Ogni generazione ha il suo Vietnam, questo è il nostro.
Pearl Harbor non fu nulla a confronto dei broker che si lanciavano dalle Torri gemelle per non bruciare vivi.
Durante questa guerra, sono uscita dall’adolescenza, ho capito cosa volevo fare da grande, sono diventata grande. Ho imparato a gestire attacchi di panico, a liberarmi di rapporti nocivi, a comprendere con estrema precisione cosa voglio e non voglio. Mi sono tuffata in mari profondi e bellissimi ma anche in pozzanghere illusorie schiantandomi e spezzandomi l’osso del collo per poi risorgere ancora una volta senza smettere di fidarmi di un progetto o di una persona. Ho fatto la scelta più importante della mia vita: restare in Sardegna. Sono una donna, prima ero solo una bambina. Sono più zoppa, sono diventata femminista. Ho imparato a non giudicare. Che la vita non è bianco e nero e dobbiamo essere indulgenti con i nostri grigi. Perdonarmi.
Sono passati 20 anni e penso a una coetanea afghana che ha passato 20 anni credendo di poter essere una Persona e ora l’abbiamo lasciata sola con questo gruppo di diavoli che la considerano meno di un sasso. Sono nata in Occidente, è questo il nostro peccato originario, essere i carnefici della Storia, quelli fortunati che illudono il mondo di poter raggiungere il nostro benessere per poi rifarli precipitare nell’oscurantismo. Siamo gli schiavisti, i razzisti, quel G7 che comanda su popoli che neppure sappiamo collocare in una cartina.
E’ davvero finita. Non per noi. Noi torniamo nel caldo delle nostre case.

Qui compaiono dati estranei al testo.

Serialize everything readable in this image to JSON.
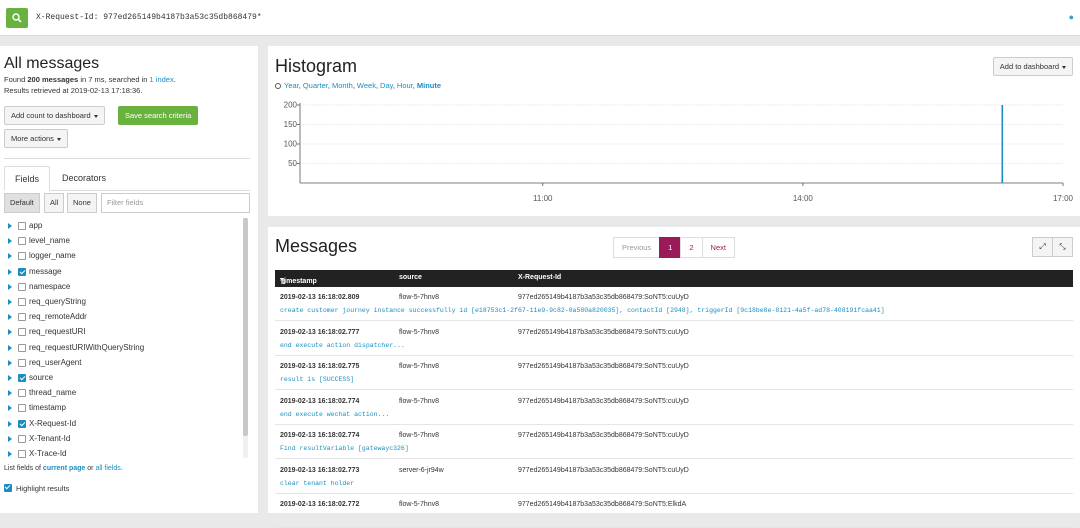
{
  "search": {
    "query": "X-Request-Id: 977ed265149b4187b3a53c35db868479*"
  },
  "sidebar": {
    "title": "All messages",
    "found_prefix": "Found ",
    "found_count": "200 messages",
    "found_mid": " in 7 ms, searched in ",
    "found_index": "1 index",
    "found_end": ".",
    "retrieved": "Results retrieved at 2019-02-13 17:18:36.",
    "add_count_label": "Add count to dashboard",
    "save_search_label": "Save search criteria",
    "more_actions_label": "More actions",
    "tabs": [
      "Fields",
      "Decorators"
    ],
    "filter_buttons": [
      "Default",
      "All",
      "None"
    ],
    "filter_placeholder": "Filter fields",
    "fields": [
      {
        "name": "app",
        "checked": false
      },
      {
        "name": "level_name",
        "checked": false
      },
      {
        "name": "logger_name",
        "checked": false
      },
      {
        "name": "message",
        "checked": true
      },
      {
        "name": "namespace",
        "checked": false
      },
      {
        "name": "req_queryString",
        "checked": false
      },
      {
        "name": "req_remoteAddr",
        "checked": false
      },
      {
        "name": "req_requestURI",
        "checked": false
      },
      {
        "name": "req_requestURIWithQueryString",
        "checked": false
      },
      {
        "name": "req_userAgent",
        "checked": false
      },
      {
        "name": "source",
        "checked": true
      },
      {
        "name": "thread_name",
        "checked": false
      },
      {
        "name": "timestamp",
        "checked": false
      },
      {
        "name": "X-Request-Id",
        "checked": true
      },
      {
        "name": "X-Tenant-Id",
        "checked": false
      },
      {
        "name": "X-Trace-Id",
        "checked": false
      }
    ],
    "list_note_prefix": "List fields of ",
    "list_note_current": "current page",
    "list_note_mid": " or ",
    "list_note_all": "all fields",
    "list_note_end": ".",
    "highlight_label": "Highlight results"
  },
  "histogram": {
    "title": "Histogram",
    "resolutions": [
      "Year",
      "Quarter",
      "Month",
      "Week",
      "Day",
      "Hour",
      "Minute"
    ],
    "active_resolution": "Minute",
    "add_dashboard_label": "Add to dashboard"
  },
  "chart_data": {
    "type": "bar",
    "ylim": [
      0,
      200
    ],
    "yticks": [
      50,
      100,
      150,
      200
    ],
    "xticks": [
      "11:00",
      "14:00",
      "17:00"
    ],
    "x_range_hours": [
      8.2,
      17.0
    ],
    "values": [
      {
        "x": "16:18",
        "y": 200
      }
    ],
    "grid": true,
    "color": "#1a8ec1"
  },
  "messages": {
    "title": "Messages",
    "pagination": {
      "previous": "Previous",
      "pages": [
        "1",
        "2"
      ],
      "active": "1",
      "next": "Next"
    },
    "expand_icon": "⤢",
    "shrink_icon": "⤡",
    "columns": [
      "Timestamp",
      "source",
      "X-Request-Id"
    ],
    "rows": [
      {
        "timestamp": "2019-02-13 16:18:02.809",
        "source": "flow-5-7hnv8",
        "request_id": "977ed265149b4187b3a53c35db868479:SoNT5:cuUyD",
        "message": "create customer journey instance successfully id [e18753c1-2f67-11e9-9c82-0a580a820035], contactId [2948], triggerId [9c18be8e-8121-4a5f-ad78-408191fcaa41]"
      },
      {
        "timestamp": "2019-02-13 16:18:02.777",
        "source": "flow-5-7hnv8",
        "request_id": "977ed265149b4187b3a53c35db868479:SoNT5:cuUyD",
        "message": "end execute action dispatcher..."
      },
      {
        "timestamp": "2019-02-13 16:18:02.775",
        "source": "flow-5-7hnv8",
        "request_id": "977ed265149b4187b3a53c35db868479:SoNT5:cuUyD",
        "message": "result is [SUCCESS]"
      },
      {
        "timestamp": "2019-02-13 16:18:02.774",
        "source": "flow-5-7hnv8",
        "request_id": "977ed265149b4187b3a53c35db868479:SoNT5:cuUyD",
        "message": "end execute wechat action..."
      },
      {
        "timestamp": "2019-02-13 16:18:02.774",
        "source": "flow-5-7hnv8",
        "request_id": "977ed265149b4187b3a53c35db868479:SoNT5:cuUyD",
        "message": "Find resultVariable [gatewayc326]"
      },
      {
        "timestamp": "2019-02-13 16:18:02.773",
        "source": "server-6-jr94w",
        "request_id": "977ed265149b4187b3a53c35db868479:SoNT5:cuUyD",
        "message": "clear tenant holder"
      },
      {
        "timestamp": "2019-02-13 16:18:02.772",
        "source": "flow-5-7hnv8",
        "request_id": "977ed265149b4187b3a53c35db868479:SoNT5:ElkdA",
        "message": ""
      }
    ]
  }
}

Ma per loro, quelli e quelle che avevano creduto di essere esseri umani e che il principio illuminista del “nasciamo tutti uguali” fosse vero. Invece sono solo belle parole per sentirci meno in colpa.
La Storia non ci perdonerà. Ma nessuno arriva a questo punto della storia. La mia coetanea afghana morirà nell’oblio. Nel buio più buio del suo burka.